# WinCC flexible Bildbaustein



## sunny79 (16 Juli 2008)

Hi,

ich arbeite sonst immer mit WinCC, aber nun ist der Tag gekommen das ich mich mit WinCC flexible anfreunden muss.
Das ist ja doch alles etwas anders als WinCC.

Ich möchte gerne für Ventile einen Bildbaustein erstellen.
Dafür hab ich 1 Objekt vom Typ Schaltfläche. Ich möchte nun die Hintergrundfarbe dynamisieren. Hab dann im Bildbaustein das Objekt ausgewählt und unter Animation Gestaltung, eine neue Variable angelegt, den Typ auf Binär gestellt und dann zu den unterschiedlichen Bits die Hintergrundfarbe geändert. Danach hab ich das ganze dann aktiviert.
Nun dachte ich ich muß die Eigenschaft Hintergrundfarbe in der Konfiguration des Bildbausteins auf die Linke Seite unter Eigenschaften ziehen. Hab dann eine neue Eigenschaft, die Verbindung zur Objekteig. wird anbgezeigt. Soweit alles toll. Nun muß ich aber ja noch aus einem weißen Blitz einen roten machen, damit ich die Eigenschaft von außen dynamisieren kann. Wenn ich den setze verschwindet meine Verbindung in der Konfiguration. Ich kann das ganze zwar von außen parametrieren aber passieren tut nichts. Hab zusätlich noch ein EA Feld mit reingebaut um mir den Prozeßwert anzusehen. Das klappt, aber das andere nicht 
Hab schon rumgespielt und aktivieren weggelassen, ... aber leider ohne Erfolg.

Vielen Dank schon mal im Voraus
sunny79


----------



## sunny79 (18 Juli 2008)

Hi,

hat denn keiner Idee was ich falsch gemacht haben könnte?

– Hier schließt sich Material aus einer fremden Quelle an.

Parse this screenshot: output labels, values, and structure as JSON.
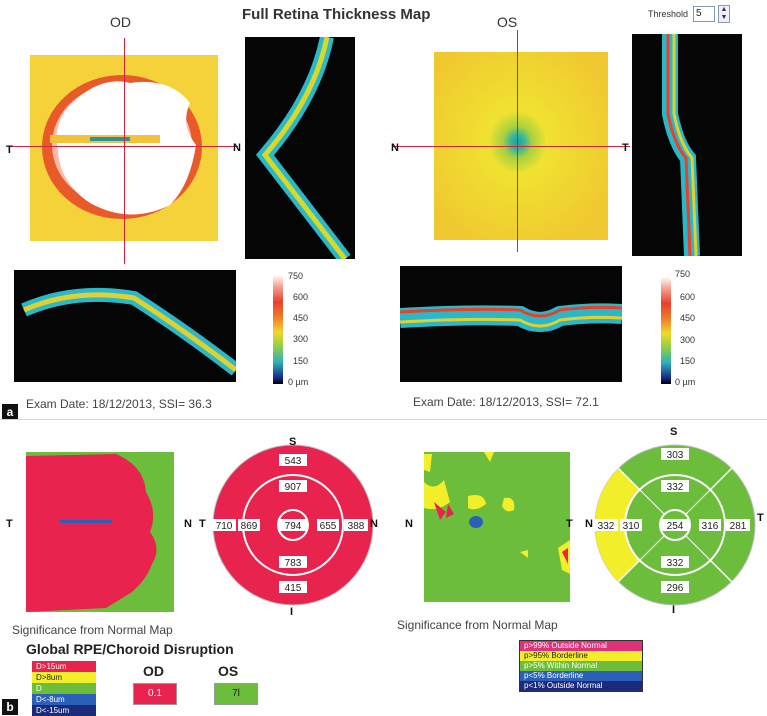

Dann hab ich noch eine andere Frage. Ich hab mir ein Bildfenster erstellt das Detailinformation von einem z.B. Ventil anzeigen soll. Damit ich nun nicht für jedes Ventil ein Detailfenster ins Bild legen muß, möchte ich gerne die Variable übergeben, die das Ventilfenster versogt. Hat das schon mal einer gemacht, bzw ist das bei WinCC flexible überhaupt möglich?

Gruß sunny79


----------



## johnij (18 Juli 2008)

sunny79 schrieb:


> Hi,
> 
> hat denn keiner Idee was ich falsch gemacht haben könnte?
> 
> ...


 
Servus,

Es ist ja mal easy,
eine Textliste erstellen. Die soll mit einer internen Variable verbunden sein.
D.h.  Schaltfläche(Info) bestätigen--> deine interne Variable auf einem bestimmten Wert setzen--> der Eintrag in der Textliste einbleden.


Grüsski   johnij


----------



## sunny79 (18 Juli 2008)

Hi,

erst mal Danke für die schnelle Antwort.
Aber so ganz hab ich das wohl noch nicht verstanden.
Ich müßte doch dann in der dyn. Schnittstelle von dem Bildbaustein die Textliste auswählen oder wie dachtest du das? Die aknn ich da aber gar nicht auswählen.
Vielleicht kannst du mir das nochmal genau beschreiben. Oder ein kleines Bsp.
Aber die Variable direkt, dieser dynamischen Eigenschaft, die man aus dem Bildbaustein rausgeführt hat, zuzuweisen geht nicht?

Gruß sunny79


----------



## johnij (18 Juli 2008)

Es tut mir ich habe jetzt nicht viel zeit, ich versuche es auf die schnelle zu erklären:

1- Das mit der Textliste ist nicht anwendbar (liegt ans System)
2- Du hast einen BB_Ventil.
   Du sollst eine interne Variable projektieren:  BB_Ventil_Nr_x  (Instanz_BB)  anklicken---> interne Variable=x (z.B) 
   In deinem BB_Ventil sollst du eine Schaltfläche (Info) und ein Textfeld   (den Namen vom Textfeld findest du unter eigenschaft-->Verschiedenes)einfügen.
Ich nehme an, alles ist klar bis jetzt.
Mit der  Schaltfläche (Info)  sollst du ein Skript aufrufen, falls Du Infos über ein ventil haben möchtest.

Das Skript ist:

Dim obj
obj= HmiRuntime.Screens("Bild_X").ScreenItems("Text_x")
' Text_x= Textfeld_Name
' Bild_x=Bild wo sich dein BB_Ventil_X  befindet


If SmartTags("interne Variable")=x  then
obj.text=" bla bla bla x"

end if 

If SmartTags("interne Variable")=y  then
obj.text=" bla bla bla y"

end if 

....etc


Ich hoffe es hilft

johnij


----------



## Ralle (18 Juli 2008)

johnij schrieb:


> Es tut mir ich habe jetzt nicht viel zeit, ich versuche es auf die schnelle zu erklären:
> 
> 1- Das mit der Textliste ist nicht anwendbar (liegt ans System)
> 2- Du hast einen BB_Ventil.
> ...



Echt dieses WinCCFlex ist doch der letzte Krüppelscheiß. Tut mir wirklich leid johnij, ist wirklich nicht persönlich gemeint, aber mir geht mit diesem Dreck langsam der Hut hoch. Da geht doch nichts auf die einfache Tour. Hier darf man das nicht, da geht dies nicht. Kopfschüttel.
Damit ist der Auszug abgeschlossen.